The Euro political tumbrel keeps rumbling on

It is not necessary to be a soothsayer to foresee the political fall-out that will ensue following draconian fiscal measures being taken throughout Euroland in the wake of the Euro crisis. One could be easily forgiven for perceiving  the only solution, perhaps some would call it a mantra, that the Technocrats which now apparently govern Europe understand, is one of “Make the People Pay”.

It is all too easy for leaders comfortably buffered from the real hardships many in their populaces are undergoing, to fully understand the deep resentment many are held in as they introduce fiscal policies often amounting to a form of national self-flagellation. Policies that have led to loss of jobs, loss of housing, loss or reduction of pay and pensions and even cases of alleged starvation. Such policies to all but the seriously misguided could be considered a vote-winning agenda but which never-the-less appear to have been pursued with great zeal irrespective of the real cost to national populaces. Politicians have always promised that pain today is necessary for jam or a better future tomorrow. I must confess that as a pensioner, I am still waiting for tomorrow to arrive.

I cannot help but feel that as national elections start to take place throughout Euroland, many of todays leaders are likely to be cast into the political wilderness, possibly forever. Signs of this process are already becoming apparent. France is at present midway in it’s two stage election process with the current President Nicolas Sarkozy facing an uphill struggle to retain his position. Internal political upheaval has caused the Dutch Prime Minister to tender his resignation to pave the way for early elections.The Czech Republic is also facing similar upheaval while in Greece, one Prime Minster has been forced to resign and his successor may well be forced out of office in turn by fast approaching national elections. Italy too has seen a change in national leadership in the wake of the Euro crisis. Whatever the outcome of future national elections, the noise of the approaching political tumbrel weaving its way through Euroland can be clearly heard.

One of the greatest dangers in elections is the temptation for national populaces to turn to more radical political parties in their frustration if not outright hostility to more middle of the road parties, something that leaves me with a dark sense of foreboding for the future. A feeling that within the next few years, the political map of Europe is about to be rewritten, not necessarily for the better.

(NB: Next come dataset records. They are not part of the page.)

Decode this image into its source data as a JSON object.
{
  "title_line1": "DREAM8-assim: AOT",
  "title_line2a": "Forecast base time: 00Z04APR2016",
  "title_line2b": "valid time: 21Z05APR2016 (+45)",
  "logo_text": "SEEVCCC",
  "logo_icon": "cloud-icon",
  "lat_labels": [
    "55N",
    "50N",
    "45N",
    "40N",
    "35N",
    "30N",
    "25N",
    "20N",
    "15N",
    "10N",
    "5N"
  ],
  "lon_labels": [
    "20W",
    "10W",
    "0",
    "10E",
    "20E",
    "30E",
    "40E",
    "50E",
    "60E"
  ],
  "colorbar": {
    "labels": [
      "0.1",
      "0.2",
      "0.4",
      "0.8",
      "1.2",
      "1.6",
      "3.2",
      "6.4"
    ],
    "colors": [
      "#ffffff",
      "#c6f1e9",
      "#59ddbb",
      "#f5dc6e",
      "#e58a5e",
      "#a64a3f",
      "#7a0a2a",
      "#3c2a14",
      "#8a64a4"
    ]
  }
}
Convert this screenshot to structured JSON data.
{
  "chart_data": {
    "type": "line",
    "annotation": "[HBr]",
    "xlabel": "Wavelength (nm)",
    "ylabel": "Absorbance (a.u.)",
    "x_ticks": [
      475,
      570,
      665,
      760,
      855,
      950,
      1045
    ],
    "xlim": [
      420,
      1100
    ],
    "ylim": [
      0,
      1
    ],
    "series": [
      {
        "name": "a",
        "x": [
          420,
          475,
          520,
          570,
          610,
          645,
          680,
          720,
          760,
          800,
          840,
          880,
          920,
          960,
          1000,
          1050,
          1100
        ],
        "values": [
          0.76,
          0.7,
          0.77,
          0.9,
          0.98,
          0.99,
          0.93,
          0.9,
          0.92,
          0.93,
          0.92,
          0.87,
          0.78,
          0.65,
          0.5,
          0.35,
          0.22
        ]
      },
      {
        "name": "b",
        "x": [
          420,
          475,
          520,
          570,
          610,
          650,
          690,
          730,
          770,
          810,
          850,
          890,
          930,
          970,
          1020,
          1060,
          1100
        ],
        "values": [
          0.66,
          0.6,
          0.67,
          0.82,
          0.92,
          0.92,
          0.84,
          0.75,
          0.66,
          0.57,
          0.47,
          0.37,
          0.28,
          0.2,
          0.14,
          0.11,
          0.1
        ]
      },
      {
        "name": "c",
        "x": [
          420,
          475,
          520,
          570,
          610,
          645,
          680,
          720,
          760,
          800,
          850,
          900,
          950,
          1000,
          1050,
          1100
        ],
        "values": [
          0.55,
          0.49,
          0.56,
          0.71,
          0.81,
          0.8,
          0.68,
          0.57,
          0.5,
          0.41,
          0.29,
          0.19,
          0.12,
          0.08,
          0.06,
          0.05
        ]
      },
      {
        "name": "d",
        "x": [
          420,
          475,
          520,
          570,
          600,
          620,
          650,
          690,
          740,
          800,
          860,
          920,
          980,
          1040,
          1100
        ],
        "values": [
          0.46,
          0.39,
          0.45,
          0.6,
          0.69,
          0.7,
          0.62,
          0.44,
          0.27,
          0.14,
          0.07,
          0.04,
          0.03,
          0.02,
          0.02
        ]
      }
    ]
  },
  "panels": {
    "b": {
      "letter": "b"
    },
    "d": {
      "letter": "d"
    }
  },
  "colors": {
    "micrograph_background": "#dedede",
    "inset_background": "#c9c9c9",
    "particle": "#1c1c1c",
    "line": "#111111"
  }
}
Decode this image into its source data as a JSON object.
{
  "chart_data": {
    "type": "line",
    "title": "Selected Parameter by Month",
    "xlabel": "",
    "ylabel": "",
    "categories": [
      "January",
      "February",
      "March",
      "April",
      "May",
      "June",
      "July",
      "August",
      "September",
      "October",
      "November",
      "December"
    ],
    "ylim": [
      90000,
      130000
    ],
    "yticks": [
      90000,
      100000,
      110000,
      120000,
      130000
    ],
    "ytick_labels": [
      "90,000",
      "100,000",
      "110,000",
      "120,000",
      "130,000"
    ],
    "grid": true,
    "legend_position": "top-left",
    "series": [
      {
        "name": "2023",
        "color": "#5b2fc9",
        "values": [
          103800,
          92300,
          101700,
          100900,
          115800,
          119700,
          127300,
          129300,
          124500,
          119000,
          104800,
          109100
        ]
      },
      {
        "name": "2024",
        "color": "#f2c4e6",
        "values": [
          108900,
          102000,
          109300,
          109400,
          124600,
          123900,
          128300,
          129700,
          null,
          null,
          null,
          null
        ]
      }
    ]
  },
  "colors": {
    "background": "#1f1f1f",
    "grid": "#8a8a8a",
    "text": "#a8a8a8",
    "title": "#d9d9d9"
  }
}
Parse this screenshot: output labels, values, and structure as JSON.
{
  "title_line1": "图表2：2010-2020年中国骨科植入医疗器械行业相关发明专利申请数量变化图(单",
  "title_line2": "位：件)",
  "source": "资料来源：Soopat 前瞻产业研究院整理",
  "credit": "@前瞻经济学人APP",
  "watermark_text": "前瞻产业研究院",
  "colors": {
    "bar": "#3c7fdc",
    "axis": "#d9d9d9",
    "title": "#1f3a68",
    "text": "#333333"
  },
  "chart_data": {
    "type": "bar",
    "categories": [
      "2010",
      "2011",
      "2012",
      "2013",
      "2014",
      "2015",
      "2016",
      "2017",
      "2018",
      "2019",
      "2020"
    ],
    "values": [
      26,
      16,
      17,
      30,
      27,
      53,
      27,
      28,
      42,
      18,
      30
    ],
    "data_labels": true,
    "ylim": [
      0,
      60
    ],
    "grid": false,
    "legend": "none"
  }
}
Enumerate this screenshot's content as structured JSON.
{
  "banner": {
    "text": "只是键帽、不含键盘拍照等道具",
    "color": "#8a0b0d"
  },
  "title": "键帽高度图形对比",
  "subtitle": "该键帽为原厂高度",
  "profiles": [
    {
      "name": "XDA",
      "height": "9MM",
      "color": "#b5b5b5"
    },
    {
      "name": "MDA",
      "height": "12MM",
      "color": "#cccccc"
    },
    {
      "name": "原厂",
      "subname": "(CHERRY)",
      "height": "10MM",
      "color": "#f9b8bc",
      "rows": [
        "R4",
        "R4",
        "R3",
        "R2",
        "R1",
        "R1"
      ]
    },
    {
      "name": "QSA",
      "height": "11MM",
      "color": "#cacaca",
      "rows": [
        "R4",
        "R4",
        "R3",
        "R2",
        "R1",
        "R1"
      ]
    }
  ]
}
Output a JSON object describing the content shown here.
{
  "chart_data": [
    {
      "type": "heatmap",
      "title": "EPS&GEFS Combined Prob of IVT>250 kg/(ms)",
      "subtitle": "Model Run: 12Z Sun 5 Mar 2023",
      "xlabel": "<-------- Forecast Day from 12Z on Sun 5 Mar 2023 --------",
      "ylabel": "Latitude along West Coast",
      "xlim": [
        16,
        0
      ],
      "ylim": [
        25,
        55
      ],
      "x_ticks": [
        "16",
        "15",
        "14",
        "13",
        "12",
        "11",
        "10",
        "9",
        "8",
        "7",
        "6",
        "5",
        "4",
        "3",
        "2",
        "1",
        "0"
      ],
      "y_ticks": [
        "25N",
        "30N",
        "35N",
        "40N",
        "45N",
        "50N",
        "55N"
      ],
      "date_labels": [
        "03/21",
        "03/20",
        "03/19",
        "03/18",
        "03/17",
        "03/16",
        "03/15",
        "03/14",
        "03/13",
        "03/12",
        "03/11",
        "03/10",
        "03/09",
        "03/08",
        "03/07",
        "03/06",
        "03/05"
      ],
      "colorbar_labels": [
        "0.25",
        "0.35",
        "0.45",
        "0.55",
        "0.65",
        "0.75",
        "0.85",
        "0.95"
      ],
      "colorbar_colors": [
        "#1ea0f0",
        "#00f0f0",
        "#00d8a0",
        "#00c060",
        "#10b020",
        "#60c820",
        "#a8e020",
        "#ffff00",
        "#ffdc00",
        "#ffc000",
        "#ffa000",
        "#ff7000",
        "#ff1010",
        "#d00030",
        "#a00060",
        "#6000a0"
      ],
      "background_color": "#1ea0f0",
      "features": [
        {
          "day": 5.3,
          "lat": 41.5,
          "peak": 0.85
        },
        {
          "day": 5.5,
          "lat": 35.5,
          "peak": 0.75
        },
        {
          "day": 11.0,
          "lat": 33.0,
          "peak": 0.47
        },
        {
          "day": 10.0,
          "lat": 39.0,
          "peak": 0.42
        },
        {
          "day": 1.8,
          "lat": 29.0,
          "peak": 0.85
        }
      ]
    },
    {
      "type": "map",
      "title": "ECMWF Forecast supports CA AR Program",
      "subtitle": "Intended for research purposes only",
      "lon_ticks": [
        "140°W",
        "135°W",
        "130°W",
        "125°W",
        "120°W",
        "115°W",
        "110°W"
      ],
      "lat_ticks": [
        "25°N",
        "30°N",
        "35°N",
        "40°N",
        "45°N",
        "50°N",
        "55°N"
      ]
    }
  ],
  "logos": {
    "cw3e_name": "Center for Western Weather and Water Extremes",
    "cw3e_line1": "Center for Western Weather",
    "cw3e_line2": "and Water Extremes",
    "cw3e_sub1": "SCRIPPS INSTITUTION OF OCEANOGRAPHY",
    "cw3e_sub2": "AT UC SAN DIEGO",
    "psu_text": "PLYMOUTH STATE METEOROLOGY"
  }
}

I suspect that future historians when looking back on the current European period will created a descriptive term to encapsulate events already in the making. Terms like “The Dark Ages” or the “Wind of Change” in Africa have already been used. Who knows what such a future descriptive term will be, or even if it will impart a sense of an optimistic or pessimistic period of time.

The Euro crisis like the tumbrel rumbles on

For the past few months, I like so many others have watched the so far futile efforts of European leaders attempting to prop-up European economies with vast sums of borrowed money, our money, which in turn can only lead to even greater debt for someone, somewhere. First the Greek financial crisis followed by the Italian one, both of which led to loss of political heads, both being replaced by technocratic leaders. I strongly suspect more political heads will roll, but the Euro crisis is like the mythological many-headed Hydra, as one head is cut off, it is immediately replaced by another. Like the Hydra, the Euro crisis remains alive and kicking no matter how many political heads are removed.

The past week has seen the latest attempt to save this already mortally wounded beast with all Euro leaders except the UK succumbing to German/Franco pressure to allow Brussels bureaucrats to decide by as yet undefined rules, how much these supposedly sovereign states will be allowed to run their own economies. I find it very strange that the leaders of so many countries are prepared to sign up to an accord where outside general principles, the rules of the game have yet to be written.

It is indicative of just how economically alarmed some of these states appear to be. Many are not major players in either world or Euro leagues, similarly some have ever-increasing debt mountains they simply are unable to control. Surrendering this financial aspect of their sovereignty in the form of an accord without even a whimper, seems to me, that many are paving the way for the political hand-washing excuses that will follow the inevitable draconian cuts likely to be imposed on their populace’s. Don’t blame us, its Brussels that is cutting your standards of living.

I would not be at all surprised if by now, many Euro counties must be privately ruing the day they signed up to the single Euro currency.

The most important thing that appears to have been overlooked in all these grandiose conferences is the people themselves. It does seem to me, the question the average person in the street must be asking themselves by now, is how much longer are they expected to go on paying for other people’s mistakes? All I can see coming from this Euro-tinkering is the creation of a hot-bed of civil unrest which nobody wants.

The only thing that can be reasonably foreseen is the rumbling of the political tumbrel through the streets of Euroland as an economic Madame Guillotine removes one political head after another.

Whether the Euro as a currency or even the European Union itself survives the stormy waters ahead only fortune tellers can guess at. I do know that future historians will look back at this time in hindsight, dissecting events and wondering how anyone ever got themselves into such a mess. No future lessons will be learned, even when cause and effect are fully analysed and understood. A future generation of as yet unborn politicians will be there with the insatiable urge to dabble.